See It in Your Mind: The Candy Jar Game!

Imagine an app (like a game) with three graphs:

Graph 1 (The Jar): This shows all the candies in our giant jar. Maybe some candies have big numbers, some have small, some are even zero! It can look messy or organized. This is your starting point – the whole population.
Graph 2 (Your Handful Averages): You reach into the jar, pull out 5 candies (that's your 'n' = 5). You add up their numbers and divide by 5 to get the average for that handful (that's $\,\bar{X}$ ). You put the candies back, mix them up, and do it again and again! Each average number you get goes onto this graph as a dot.
Graph 3 (The Magic Bell Curve): After you've done this many times, you look at all the dots on Graph 2. Wow! Even if Graph 1 was bumpy (the original candies were all over the place), this graph of averages looks like a beautiful, smooth bell curve! The center of this bell curve will be right near the real average of all the candies in the jar, and it will be much narrower than Graph 1. This shrinking and shaping into a bell curve is the Central Limit Theorem working its magic!

How to Spot the CLT in a Problem (Exam Tip!)

When you read a math problem, how do you know if the CLT superpower can help you?

Are you taking a small group (a 'sample') to learn about a BIG group (the 'population')? Like checking a few toy boxes to know about all toys in the store.
Are you interested in the average ( $\,\bar{X}$ ) or the proportion ( $\,\hat{p}$ ) from these samples? Not just looking at a single number, but what happens to the average or percentage if you keep taking samples. For example, the problem might ask, "What's the average height of a sample of 10 kids?" not "What's the height of one kid?"

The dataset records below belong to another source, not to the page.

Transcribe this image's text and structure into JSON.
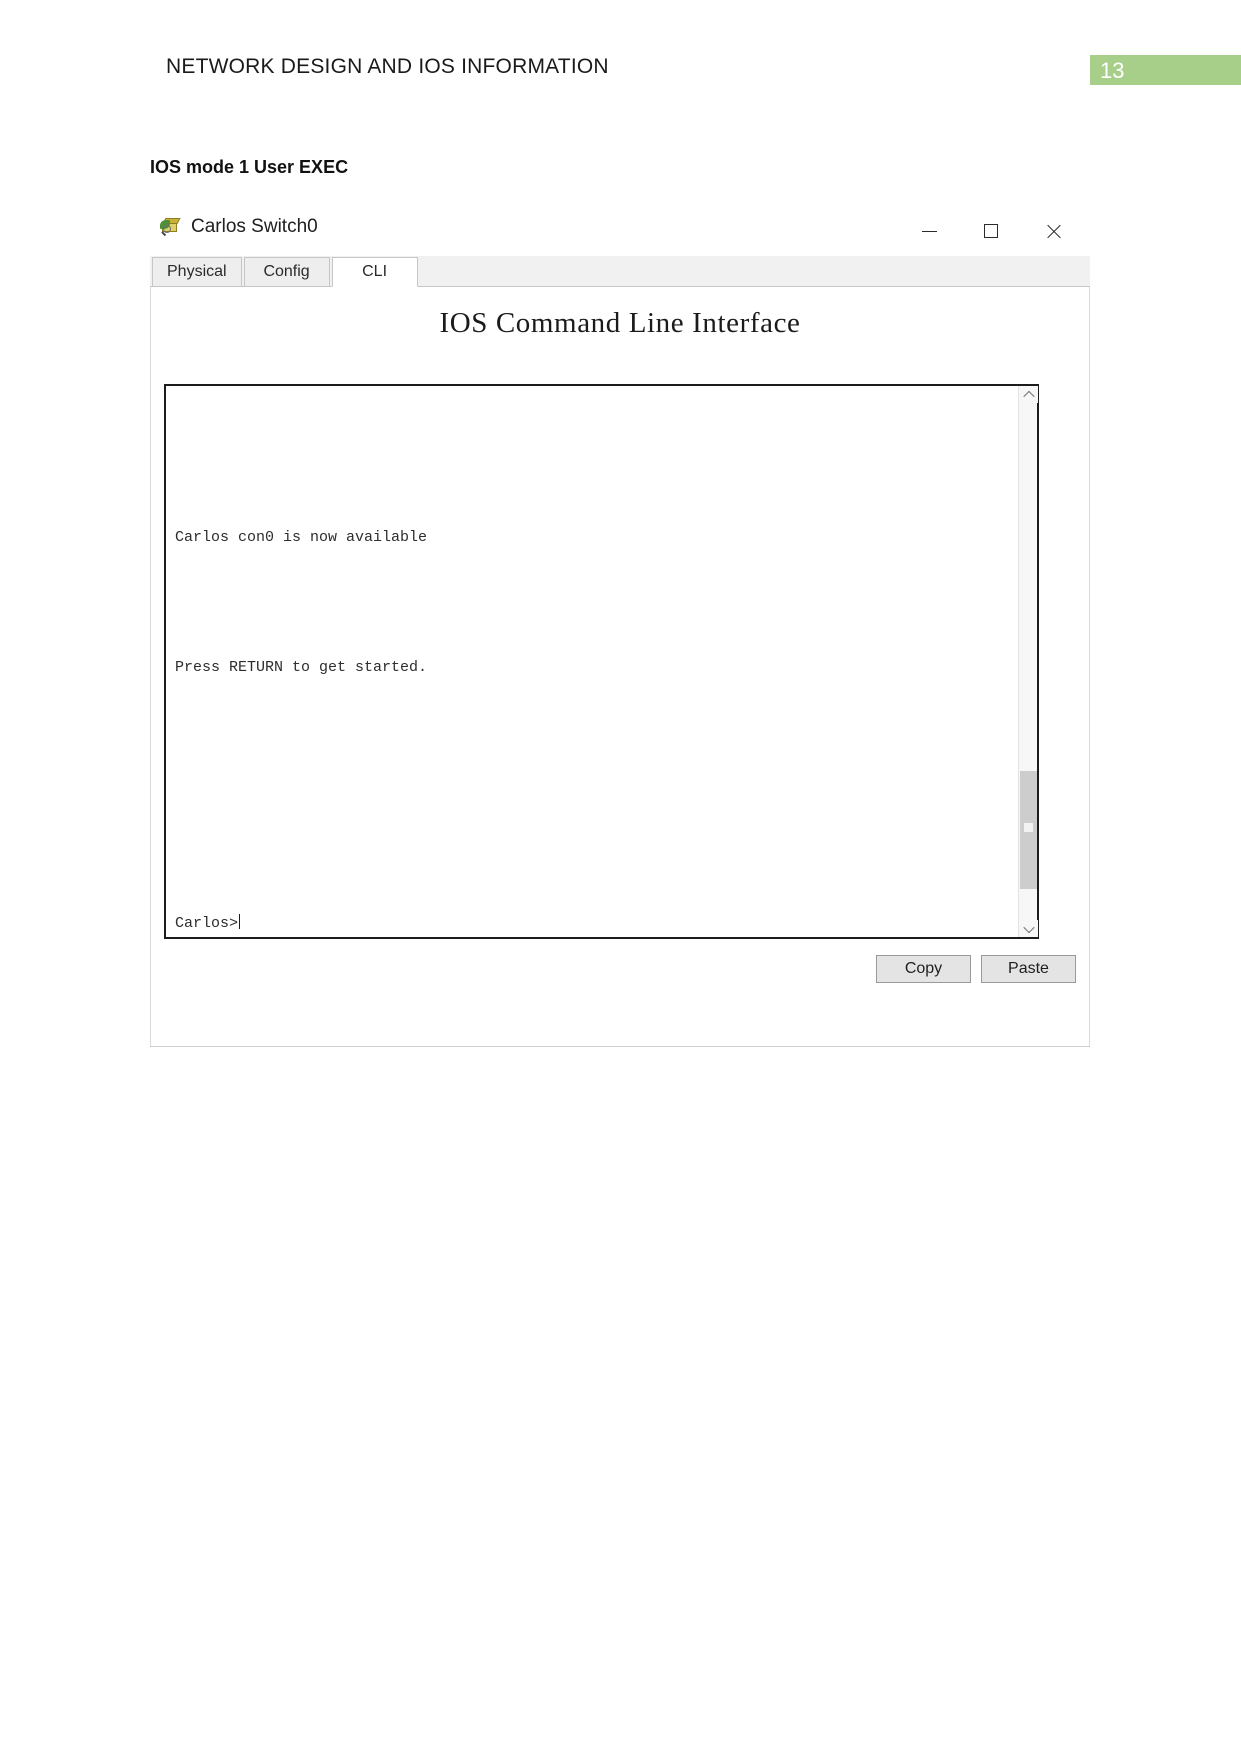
{
  "document": {
    "header_title": "NETWORK DESIGN AND IOS INFORMATION",
    "page_number": "13",
    "page_number_band_color": "#a8cf8a",
    "section_heading": "IOS mode 1 User EXEC"
  },
  "window": {
    "title": "Carlos Switch0",
    "icon": "packet-tracer-device-icon",
    "controls": {
      "minimize": "—",
      "maximize": "□",
      "close": "✕"
    },
    "tabs": [
      {
        "label": "Physical",
        "active": false
      },
      {
        "label": "Config",
        "active": false
      },
      {
        "label": "CLI",
        "active": true
      }
    ]
  },
  "cli": {
    "heading": "IOS Command Line Interface",
    "lines": {
      "available": "Carlos con0 is now available",
      "press_return": "Press RETURN to get started.",
      "prompt": "Carlos>"
    },
    "scrollbar": {
      "up_arrow": "scroll-up-chevron",
      "down_arrow": "scroll-down-chevron"
    },
    "buttons": {
      "copy": "Copy",
      "paste": "Paste"
    }
  }
}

When can you use the CLT's bell curve magic? (Important rules!)

For Numbers (like average height, average candy weight): If you're looking at the average of numbers ( $\,\bar{X}$ ) from your samples:
- Rule #1 to Remember (very important!): Your sample size ( $n$ ) should be $30$ or more. If you pick at least 30 candies in each handful, the averages will definitely make a nice bell curve.
- Special Trick: If the original big group (Graph 1) already looks like a perfect bell curve, then your sample averages will always make a perfect bell curve, even if your sample size ( $n$ ) is small (like $n = 5$ candies!).
For Yes/No Questions (like proportion of red candies, proportion of 'yes' answers): If you're looking at the percentage ( $\,\hat{p}$ ) of 'Yes' or 'Red' from your samples:
- Rule #2 to Remember (also very important!): You need to check two things:
  - How many 'Yes' answers do you expect? ( $n \times p$ ) This number must be 5 or more.
  - How many 'No' answers do you expect? ( $n \times (1-p)$ ) This number must also be 5 or more.
  - If both are true, then your percentages will make a nice bell curve!

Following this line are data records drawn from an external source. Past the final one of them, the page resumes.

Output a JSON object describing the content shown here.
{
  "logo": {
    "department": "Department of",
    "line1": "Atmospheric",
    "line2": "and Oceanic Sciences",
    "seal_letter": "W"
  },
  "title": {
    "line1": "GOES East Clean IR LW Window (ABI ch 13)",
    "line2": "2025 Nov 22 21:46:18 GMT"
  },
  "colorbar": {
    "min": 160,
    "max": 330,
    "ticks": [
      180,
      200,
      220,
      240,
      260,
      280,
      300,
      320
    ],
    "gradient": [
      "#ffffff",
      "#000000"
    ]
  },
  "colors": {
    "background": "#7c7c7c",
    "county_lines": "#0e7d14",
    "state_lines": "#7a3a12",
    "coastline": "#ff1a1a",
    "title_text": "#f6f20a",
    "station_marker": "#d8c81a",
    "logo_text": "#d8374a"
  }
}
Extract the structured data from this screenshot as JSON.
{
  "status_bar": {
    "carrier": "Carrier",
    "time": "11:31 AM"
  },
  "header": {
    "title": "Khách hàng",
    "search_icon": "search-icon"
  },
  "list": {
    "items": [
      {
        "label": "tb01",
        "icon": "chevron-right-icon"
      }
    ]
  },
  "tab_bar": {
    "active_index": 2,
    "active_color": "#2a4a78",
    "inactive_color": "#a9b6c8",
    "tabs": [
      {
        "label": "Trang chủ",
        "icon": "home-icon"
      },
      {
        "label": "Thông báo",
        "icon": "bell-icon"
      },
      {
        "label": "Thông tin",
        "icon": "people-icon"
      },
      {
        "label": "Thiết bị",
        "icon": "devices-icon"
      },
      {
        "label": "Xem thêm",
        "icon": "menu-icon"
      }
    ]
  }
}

Why is the CLT so awesome? (Its super-purpose!)

The CLT is super important because it helps us tell smart stories about huge groups (populations) even when we only have small bits of information (samples). Imagine trying to guess how many red candies are in the giant jar without counting them all. If you just take one handful, you might guess wrong! But with the CLT, if you take lots of handfuls and find their averages, you can make a really good guess about the whole jar because those averages will follow that predictable bell curve. Without the CLT, it would be like trying to guess the weather for the whole year by only looking outside for one minute!

How CLT connects to other math tricks

Standard Error (SE): This is the 'spread' of your bell curve of averages. It tells you how much your sample averages usually jump around. The CLT helps us figure out this spread so we can be more sure about our guesses.
Making Smart Guesses (Confidence Intervals & Hypothesis Tests): Because the CLT makes a bell curve out of our sample averages/percentages, we can use that bell curve to make really good guesses about the true average or percentage of the big group. We can say things like, 'I'm 95% sure the true average candy weight is between 5 grams and 7 grams!'
The Big Idea! Even though each little handful of candies might be different, the averages of many handfuls act in a very steady, predictable way. This makes our math superpowers really strong for understanding big groups without checking every single thing!